Son yazımda hastane seçimleri yönetmeliğiyle ilgili kimi hususlara dikkat çekmeye çalışmıştım. Hastane seçimlerinin yaklaştığını, umulur ki çok uzak olmayan bir gelecekte aday listelerinin ortaya çıkacağını göz önüne alacak olursak hastanelerimiz nedir, ne değildir, karakterleri, vizyonları, öncelikleri ne olmalıdır sorularını tartışmaya başlamanın zamanıdır. Bu yazıda, konuya en azından bir giriş yapmaya çalışalım. 

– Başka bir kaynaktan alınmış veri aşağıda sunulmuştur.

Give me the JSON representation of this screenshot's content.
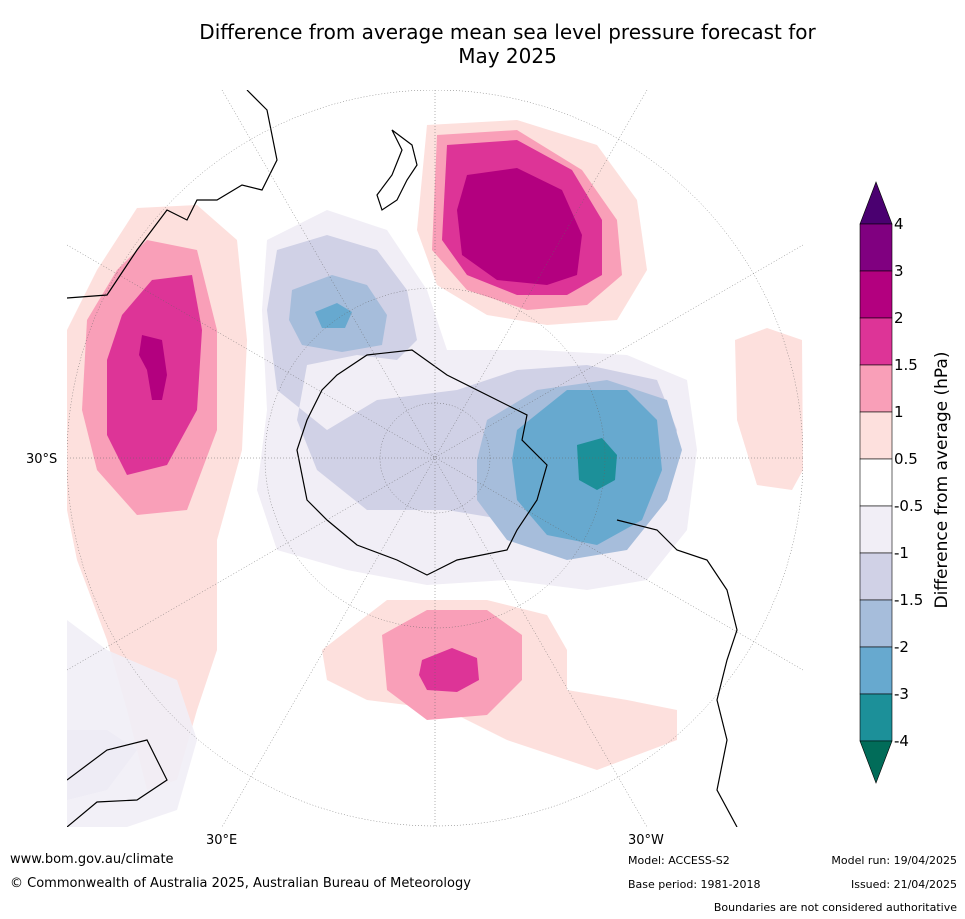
{
  "title_line1": "Difference from average mean sea level pressure forecast for",
  "title_line2": "May 2025",
  "axis_labels": {
    "lat_left": "30°S",
    "lon_bottom_left": "30°E",
    "lon_bottom_right": "30°W"
  },
  "colorbar": {
    "title": "Difference from average (hPa)",
    "ticks": [
      "4",
      "3",
      "2",
      "1.5",
      "1",
      "0.5",
      "-0.5",
      "-1",
      "-1.5",
      "-2",
      "-3",
      "-4"
    ],
    "colors": [
      "#4a0070",
      "#800080",
      "#b3007f",
      "#dd3497",
      "#f99fb8",
      "#fde0dd",
      "#ffffff",
      "#f1eef6",
      "#d0d1e6",
      "#a6bddb",
      "#67a9cf",
      "#1c9099",
      "#016c59"
    ]
  },
  "footer": {
    "website": "www.bom.gov.au/climate",
    "copyright": "© Commonwealth of Australia 2025, Australian Bureau of Meteorology",
    "model": "Model: ACCESS-S2",
    "base_period": "Base period: 1981-2018",
    "model_run": "Model run: 19/04/2025",
    "issued": "Issued: 21/04/2025",
    "disclaimer": "Boundaries are not considered authoritative"
  }
}
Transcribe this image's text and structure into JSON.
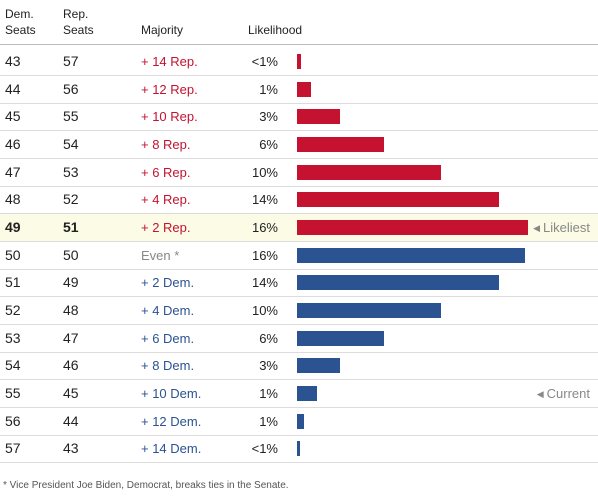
{
  "header": {
    "dem_seats": "Dem.\nSeats",
    "rep_seats": "Rep.\nSeats",
    "majority": "Majority",
    "likelihood": "Likelihood"
  },
  "chart_data": {
    "type": "table",
    "columns": [
      "Dem. Seats",
      "Rep. Seats",
      "Majority",
      "Likelihood"
    ],
    "colors": {
      "rep": "#c41230",
      "dem": "#2b5291",
      "even": "#2b5291",
      "highlight_bg": "#fbfbe6"
    },
    "bar_max_percent": 16,
    "rows": [
      {
        "dem": "43",
        "rep": "57",
        "majority": "+ 14 Rep.",
        "party": "rep",
        "likelihood": "<1%",
        "value": 0.3
      },
      {
        "dem": "44",
        "rep": "56",
        "majority": "+ 12 Rep.",
        "party": "rep",
        "likelihood": "1%",
        "value": 1
      },
      {
        "dem": "45",
        "rep": "55",
        "majority": "+ 10 Rep.",
        "party": "rep",
        "likelihood": "3%",
        "value": 3
      },
      {
        "dem": "46",
        "rep": "54",
        "majority": "+ 8 Rep.",
        "party": "rep",
        "likelihood": "6%",
        "value": 6
      },
      {
        "dem": "47",
        "rep": "53",
        "majority": "+ 6 Rep.",
        "party": "rep",
        "likelihood": "10%",
        "value": 10
      },
      {
        "dem": "48",
        "rep": "52",
        "majority": "+ 4 Rep.",
        "party": "rep",
        "likelihood": "14%",
        "value": 14
      },
      {
        "dem": "49",
        "rep": "51",
        "majority": "+ 2 Rep.",
        "party": "rep",
        "likelihood": "16%",
        "value": 16,
        "highlight": true,
        "note": "Likeliest"
      },
      {
        "dem": "50",
        "rep": "50",
        "majority": "Even *",
        "party": "even",
        "likelihood": "16%",
        "value": 15.8
      },
      {
        "dem": "51",
        "rep": "49",
        "majority": "+ 2 Dem.",
        "party": "dem",
        "likelihood": "14%",
        "value": 14
      },
      {
        "dem": "52",
        "rep": "48",
        "majority": "+ 4 Dem.",
        "party": "dem",
        "likelihood": "10%",
        "value": 10
      },
      {
        "dem": "53",
        "rep": "47",
        "majority": "+ 6 Dem.",
        "party": "dem",
        "likelihood": "6%",
        "value": 6
      },
      {
        "dem": "54",
        "rep": "46",
        "majority": "+ 8 Dem.",
        "party": "dem",
        "likelihood": "3%",
        "value": 3
      },
      {
        "dem": "55",
        "rep": "45",
        "majority": "+ 10 Dem.",
        "party": "dem",
        "likelihood": "1%",
        "value": 1.4,
        "note": "Current"
      },
      {
        "dem": "56",
        "rep": "44",
        "majority": "+ 12 Dem.",
        "party": "dem",
        "likelihood": "1%",
        "value": 0.5
      },
      {
        "dem": "57",
        "rep": "43",
        "majority": "+ 14 Dem.",
        "party": "dem",
        "likelihood": "<1%",
        "value": 0.2
      }
    ]
  },
  "footnote": "* Vice President Joe Biden, Democrat, breaks ties in the Senate."
}
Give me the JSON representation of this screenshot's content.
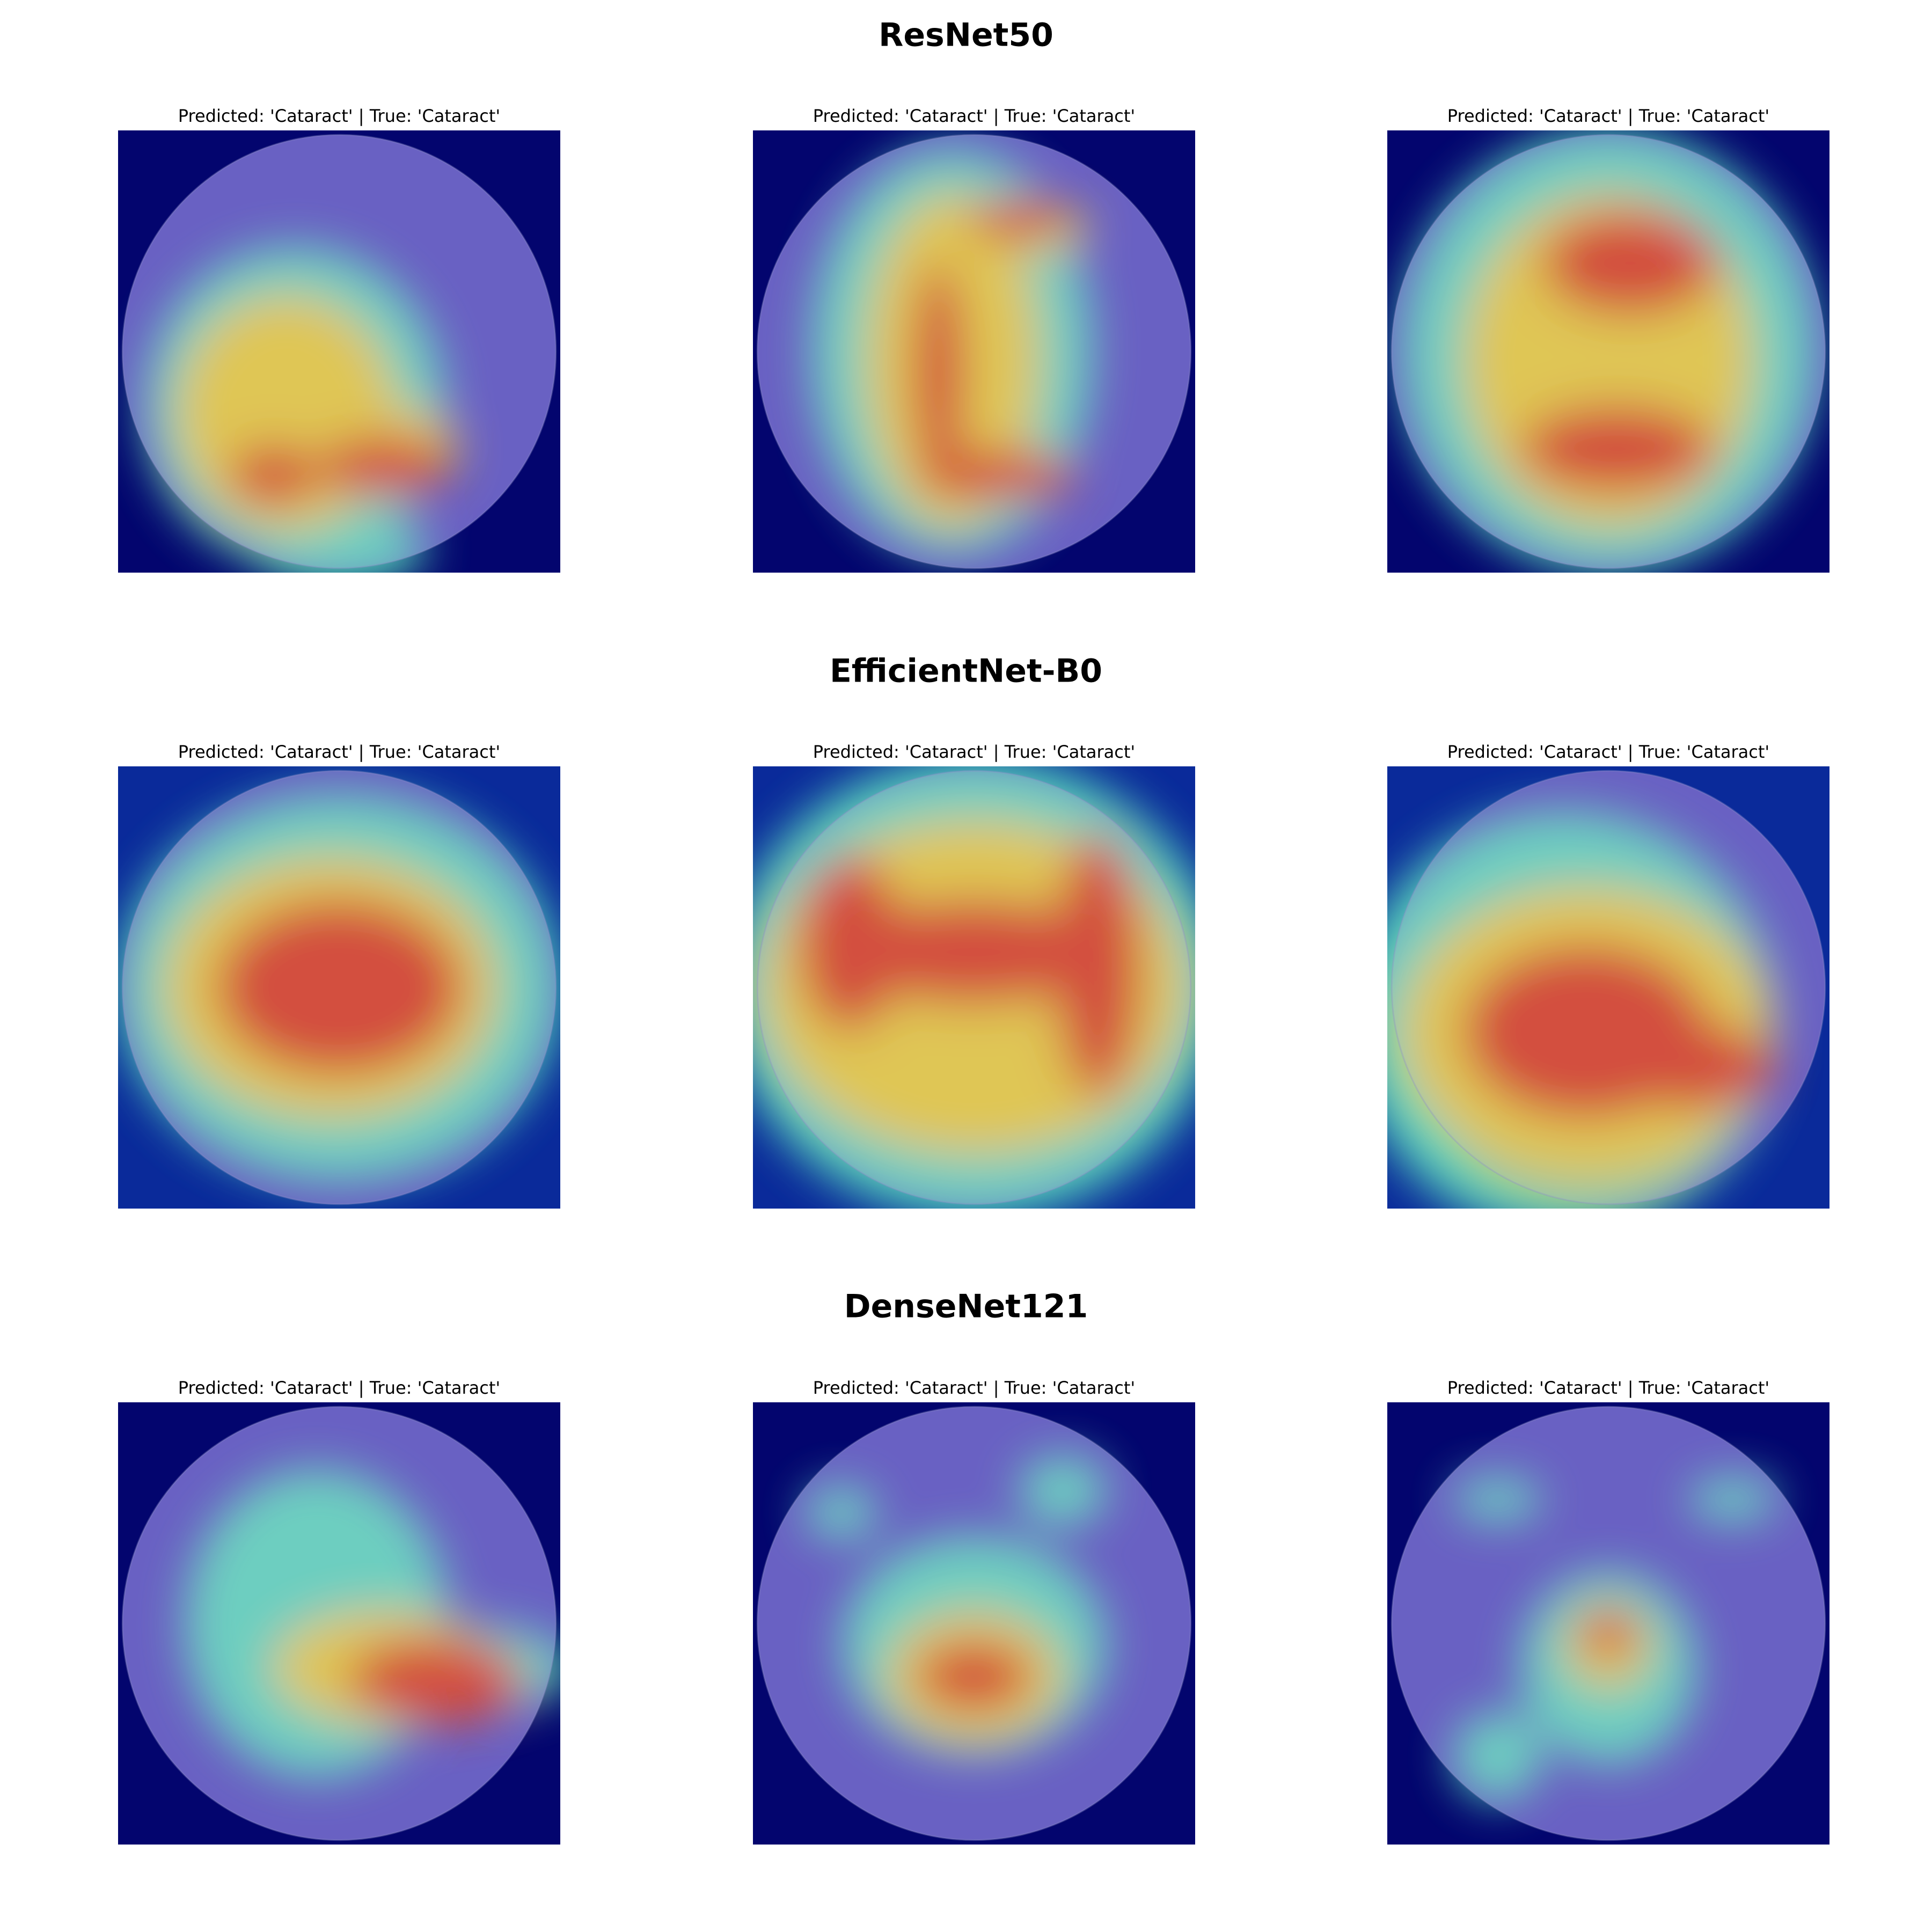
{
  "rows": [
    {
      "title": "ResNet50",
      "panels": [
        {
          "caption": "Predicted: 'Cataract' | True: 'Cataract'"
        },
        {
          "caption": "Predicted: 'Cataract' | True: 'Cataract'"
        },
        {
          "caption": "Predicted: 'Cataract' | True: 'Cataract'"
        }
      ]
    },
    {
      "title": "EfficientNet-B0",
      "panels": [
        {
          "caption": "Predicted: 'Cataract' | True: 'Cataract'"
        },
        {
          "caption": "Predicted: 'Cataract' | True: 'Cataract'"
        },
        {
          "caption": "Predicted: 'Cataract' | True: 'Cataract'"
        }
      ]
    },
    {
      "title": "DenseNet121",
      "panels": [
        {
          "caption": "Predicted: 'Cataract' | True: 'Cataract'"
        },
        {
          "caption": "Predicted: 'Cataract' | True: 'Cataract'"
        },
        {
          "caption": "Predicted: 'Cataract' | True: 'Cataract'"
        }
      ]
    }
  ]
}
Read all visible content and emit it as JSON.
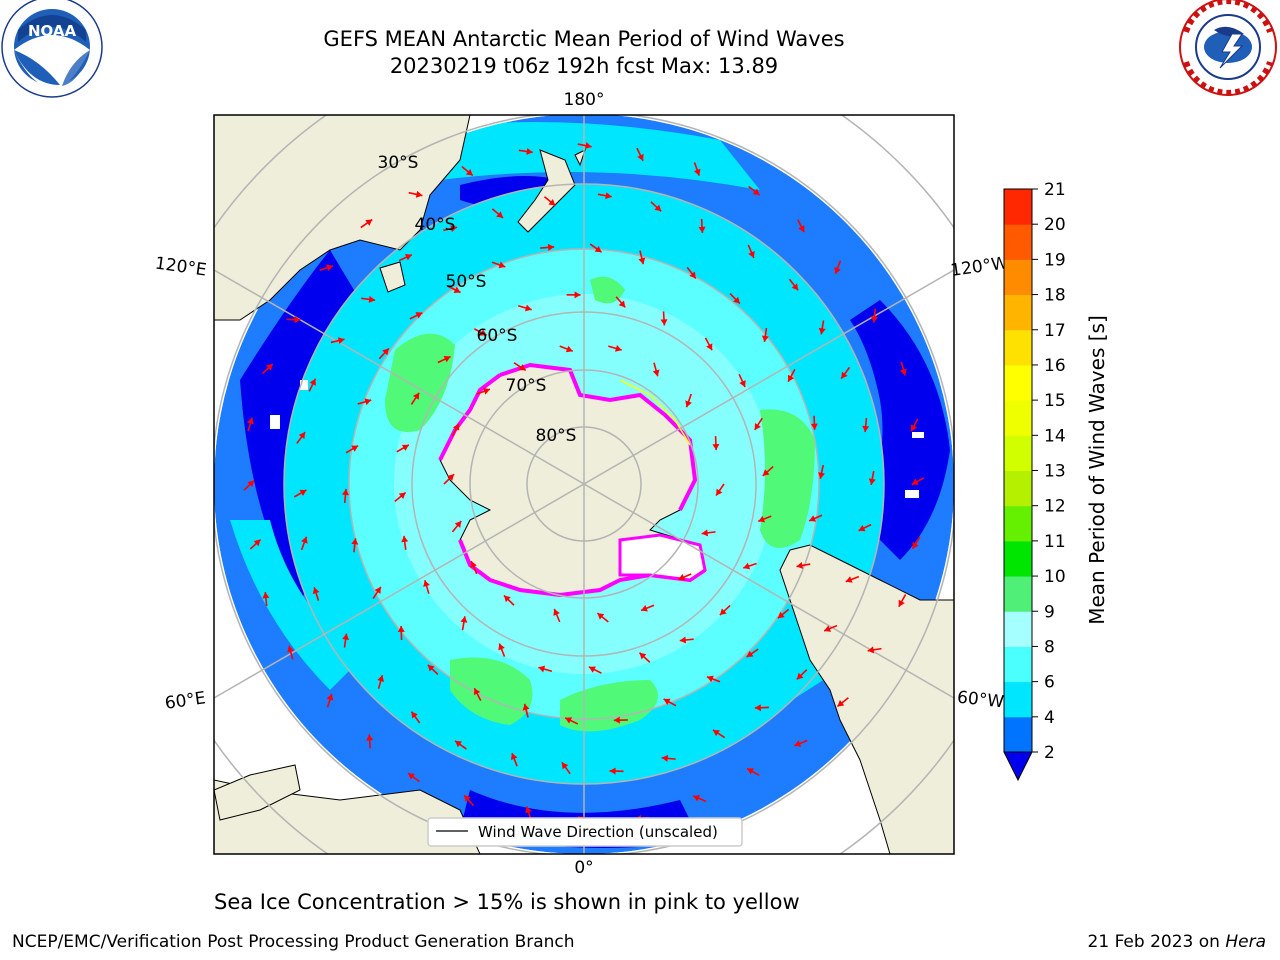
{
  "title": {
    "line1": "GEFS MEAN Antarctic Mean Period of Wind Waves",
    "line2": "20230219 t06z 192h fcst   Max: 13.89"
  },
  "logos": {
    "left": {
      "name": "noaa-logo",
      "text": "NOAA",
      "ring_text": "NATIONAL OCEANIC AND ATMOSPHERIC ADMINISTRATION · U.S. DEPARTMENT OF COMMERCE"
    },
    "right": {
      "name": "nws-logo",
      "ring_text": "NATIONAL WEATHER SERVICE"
    }
  },
  "map": {
    "projection": "south-polar-stereographic",
    "longitude_labels": [
      "180°",
      "120°E",
      "120°W",
      "60°E",
      "60°W",
      "0°"
    ],
    "latitude_labels": [
      "30°S",
      "40°S",
      "50°S",
      "60°S",
      "70°S",
      "80°S"
    ],
    "legend": "Wind Wave Direction (unscaled)",
    "colors": {
      "land": "#efeedb",
      "ocean_outer": "#ffffff",
      "period_2_4": "#0000ee",
      "period_4_6": "#1e7dff",
      "period_6_8": "#00e6ff",
      "period_8_9": "#5cffff",
      "period_9_10": "#a9ffff",
      "period_10_11": "#50fa78",
      "arrow": "#ff0000",
      "sea_ice": "#ff00ff",
      "grid": "#b4b4b4"
    }
  },
  "colorbar": {
    "label": "Mean Period of Wind Waves [s]",
    "ticks": [
      "2",
      "4",
      "6",
      "8",
      "9",
      "10",
      "11",
      "12",
      "13",
      "14",
      "15",
      "16",
      "17",
      "18",
      "19",
      "20",
      "21"
    ],
    "colors": [
      "#0073ff",
      "#00e6ff",
      "#4cffff",
      "#a6ffff",
      "#50f078",
      "#00e600",
      "#64f000",
      "#b4f000",
      "#d2ff00",
      "#f0ff00",
      "#ffff00",
      "#ffe100",
      "#ffb400",
      "#ff8c00",
      "#ff5a00",
      "#ff2800",
      "#ff0000"
    ],
    "under_color": "#0000ee"
  },
  "caption": "Sea Ice Concentration > 15% is shown in pink to yellow",
  "footer": {
    "left": "NCEP/EMC/Verification Post Processing Product Generation Branch",
    "right_date": "21 Feb 2023 on ",
    "right_host": "Hera"
  }
}
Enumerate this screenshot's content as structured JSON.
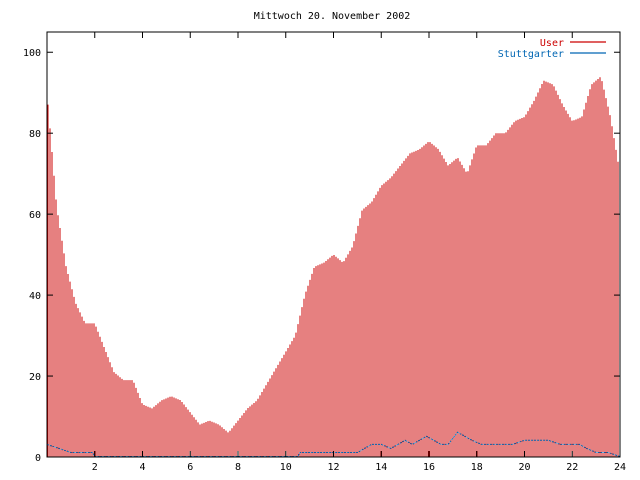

“Hastanelerimizin karakteri ve öncelikleri ne olmalıdır?” sorusuna verilecek en kısa cevap kanımca şudur: Hastanelerimiz Türkiye Ermeni toplumunun her bir üyesi için hayatın onların karşısına çıkaracağı, bakıma muhtaç bırakacağı sıkıntılı durumlar karşısında bir güvence olmalıdır. Türkiye Ermeni toplumunun her bir üyesi emin olabilmelidir ki hayatta başına ne gelirse gelsin orada kendisine bir yatak bir ekmek verecek bir kurum vardır. Bu güveni duyabilmeleri gerekir. Hayatın normal akışı gereği, bu dediğim, sadece değil ama özellikle toplumumuzun yaşı ilerlemiş üyeleri için geçerlidir.

Yaşlılık ve yaşlanmaya bağlı sağlık ve bakım sorunları hepimizi ilgilendiriyor tabiatıyla, ölmezsek hepimiz yaşlanacağız ve orada bizi neyin beklediğini bilmiyoruz. Bu bilinmezlik aklımıza düştüğünde hastanelerimiz bu endişelerimizi azaltan unsurlar olarak görülebilmelidir. Temel sağlık ve bakım talebiyle hastanelerimize başvurmuş toplum üyelerinden hiçbiri, hele 65 yaş üstü ise, hastane kapısından geri döndürülmemelidir. Bu yalnızca 65 yaş üstü için geçerli değil tabii; daha genç yaşlarda geçirdiği bir rahatsızlık veya kaza neticesinde bakıma ihtiyaç duyan her bir toplum üyesi de bu temel hizmeti hastanelerimizden alabilmelidir.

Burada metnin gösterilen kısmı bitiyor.